Die Bürgerwehr – Mit einem Bein im Gefängnis?


Die Zahl der Wohnungseinbrüche in Deutschland stieg in den letzten 5 Jahren um 35%. Besonders betroffen sind dabei die östlichen Grenzgebiete der BRD. Eine direkte Folge der Politik der offenen Grenzen.

Gleichzeitig führten verschiedene Polizeireformen der letzten Jahre zu massiven Einsparungen, besonders im Bereich der Personalstärke der Polizei. Dies blieb nicht ohne Konsequenzen. Im Zeitraum zwischen Januar 2012 und Juni 2015 liefen, alleine in Nordrhein-Westfalen, 500 000 Notrufe ins Leere. Die Gewerkschaft der Polizei führt dies direkt auf die Einsparprogramme des Bundeslandes zurück. Für die anderen Bundesländer liegen keine genauen Zahlen vor.

Eine zusätzliche Konsequenz ist, das gerade in dünn besiedelten Gebieten, Polizeidirektionen zusammengelegt werden mussten. Das Exekutivorgan des Staates ist dadurch in manchen Bezirken so gut wie nicht mehr anzutreffen. Wird ein Einbruch festgestellt, kann es Stunden dauern bis die Polizei eintrifft. Eine logische Konsequenz aus diesen Entwicklungen ist die Entstehung von Bürgerwehren.

In der BRD gelten Bürgerwehren als unbekanntes Phänomen und werden entweder belächelt oder verunglimpft. Man betrachtet sie als eine Mischung aus Lynchmob und Hilfssheriff. Die deutsche Politik hat höchstens Spott für sie übrig, die Probleme dieser Menschen werden gekonnt ausgeblendet.

Das es auch anders geht, zeigt unser östlicher Nachbar, Polen. Seit 2013 haben sich mehr als 80 000 Personen in paramilitärischen Gruppen organisiert. Darunter 30 000 Schüler, welche in den sogenannten „Uniformklassen“ zusammen gefasst werden. Der Staat unterstützt diese Bewegung intensiv, so gibt es den politischen Posten „des Beauftragten für Verteidigungsinitiativen aus der Bevölkerung“.  In Deutschland ist sowas undenkbar, hat doch der Staat viel zu große Angst, sein kaum noch vorhandenes Gewaltmonopol zu verlieren.

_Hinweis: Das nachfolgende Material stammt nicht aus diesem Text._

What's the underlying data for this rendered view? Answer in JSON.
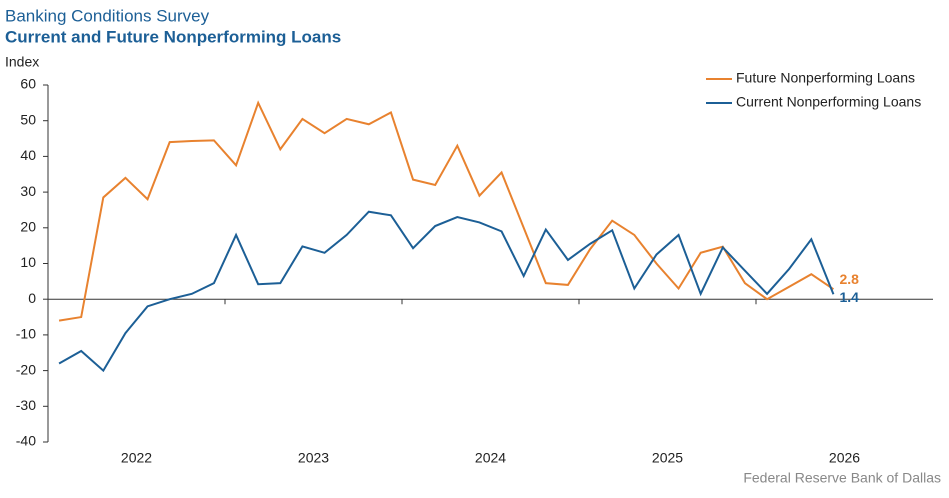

Die rechtlichen Befugnisse einer Bürgerwehr sind in der BRD massiv eingeschränkt. Die Polizei rät dazu, „lediglich beobachten“, gegebenenfalls verdächtiges zu melden. Ein Eingreifen oder Festhalten von Verdächtigen kann mit empfindlichen Strafen belegt werden. So muss dem Festgehaltenen immer zweifelsfrei nachgewiesen werden, dass eine Straftat vorliegt oder zumindest beabsichtigt war. Sollte dies nicht gelingen, kann man sich leicht dem Vorwurf der Freiheitsberaubung aussetzen.

Bei Gegenwehr der Delinquenten wird die Sache erst richtig heikel. Um Gegenwehr abzuwenden, darf man keine überzogene Gewalt anwenden. In einem solchen Fall würde ein Gericht entscheiden, ob die angewendeten Mittel überzogen waren oder nicht. Grundlage stellt der Notwehrparagraph dar. Ob überzogen oder nicht überzogen, die Polizei ist verpflichtet, in einem solchen Fall, ein Verfahren wegen Körperverletzung einzuleiten. Man findet sich auf jeden Fall vor Gericht wieder.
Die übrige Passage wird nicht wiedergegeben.